Friday, December 17, 2010

You can always beat an honest man

In Walking the Tightrope of Reason, the philosopher Robert Fogelin relates that someone once drew a useful distinction between two kinds of skeptics: both accept the limitations of rationality and knowledge, the difference being that "East Coast skeptics" find this deeply troubling while "West Coast skeptics" find it liberating.

No one has ever accused me of being laid-back, but to my surprise I find myself definitely in the West Coast camp — or, at least, I find balm for my outrage and irritation at the world's ongoing idiocies and mendacities in the knowledge that it not only was ever thus, but is probably inescapably thus.

Although skeptics are not the same as cynics, there is certainly a similarity between the skeptic of the West Coast variety and the true cynic, of the Ambrose Bierce and H. L. Mencken ilk, in that both generally are very happy people: they have none of the gloom of the moralist, they find the follies of their fellow man not a source of disappointment and despair but rather utterly predictable and thus merely a source of amused confirmation ("all part of life's rich pageantry," as Inspector Jacques Clouseau once remarked).

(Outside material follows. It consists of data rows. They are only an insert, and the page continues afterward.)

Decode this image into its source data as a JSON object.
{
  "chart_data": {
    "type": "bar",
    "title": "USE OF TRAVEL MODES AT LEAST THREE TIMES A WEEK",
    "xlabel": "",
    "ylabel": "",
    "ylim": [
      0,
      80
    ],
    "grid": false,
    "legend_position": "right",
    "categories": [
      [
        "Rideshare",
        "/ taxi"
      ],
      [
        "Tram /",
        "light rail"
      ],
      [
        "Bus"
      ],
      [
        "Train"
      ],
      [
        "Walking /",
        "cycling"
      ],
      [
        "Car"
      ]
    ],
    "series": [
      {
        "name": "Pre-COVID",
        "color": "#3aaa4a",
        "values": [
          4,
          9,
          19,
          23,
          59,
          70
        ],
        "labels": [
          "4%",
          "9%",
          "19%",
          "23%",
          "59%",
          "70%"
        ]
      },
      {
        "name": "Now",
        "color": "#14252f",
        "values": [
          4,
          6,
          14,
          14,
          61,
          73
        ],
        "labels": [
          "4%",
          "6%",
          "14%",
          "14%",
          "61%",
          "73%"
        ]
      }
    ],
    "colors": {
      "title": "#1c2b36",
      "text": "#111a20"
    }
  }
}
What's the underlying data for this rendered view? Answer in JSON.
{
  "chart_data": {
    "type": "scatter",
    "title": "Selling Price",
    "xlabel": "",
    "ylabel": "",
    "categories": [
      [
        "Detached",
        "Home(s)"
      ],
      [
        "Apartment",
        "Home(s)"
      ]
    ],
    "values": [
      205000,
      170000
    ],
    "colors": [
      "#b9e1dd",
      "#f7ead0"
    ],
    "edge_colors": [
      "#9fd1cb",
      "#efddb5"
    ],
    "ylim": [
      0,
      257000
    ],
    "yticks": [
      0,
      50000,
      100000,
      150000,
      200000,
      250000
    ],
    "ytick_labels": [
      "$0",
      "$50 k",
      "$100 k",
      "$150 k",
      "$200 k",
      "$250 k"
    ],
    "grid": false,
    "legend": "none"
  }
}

It is always comforting by the same token to find that exactly the things that so fill us with indignation in contemporary human affairs have been wryly remarked upon by much earlier generations and chalked up to inevitable laws of human nature. The other day I ran across this excellent explanation in Anthony Trollope's Barchester Towers for the maddening tendency of those in the wrong, who know they are in the wrong, not only to become aggressive and insistent but to prevail. (For some reason this made me think of Republicans and health care reform.) As Trollope explains, it's an unequal contest from the get-go:

“Wise people, when they are in the wrong, always put themselves right by finding fault with the people against whom they have sinned. . . . A man in the right relies easily on his rectitude, and therefore goes about unarmed. His very strength is his weakness. A man in the wrong knows that he must look to his weapons; his very weakness is his strength. The one is never prepared for combat, the other is always ready. Therefore it is that in this world the man that is in the wrong almost invariably conquers the man that is in the right, and invariably despises him.”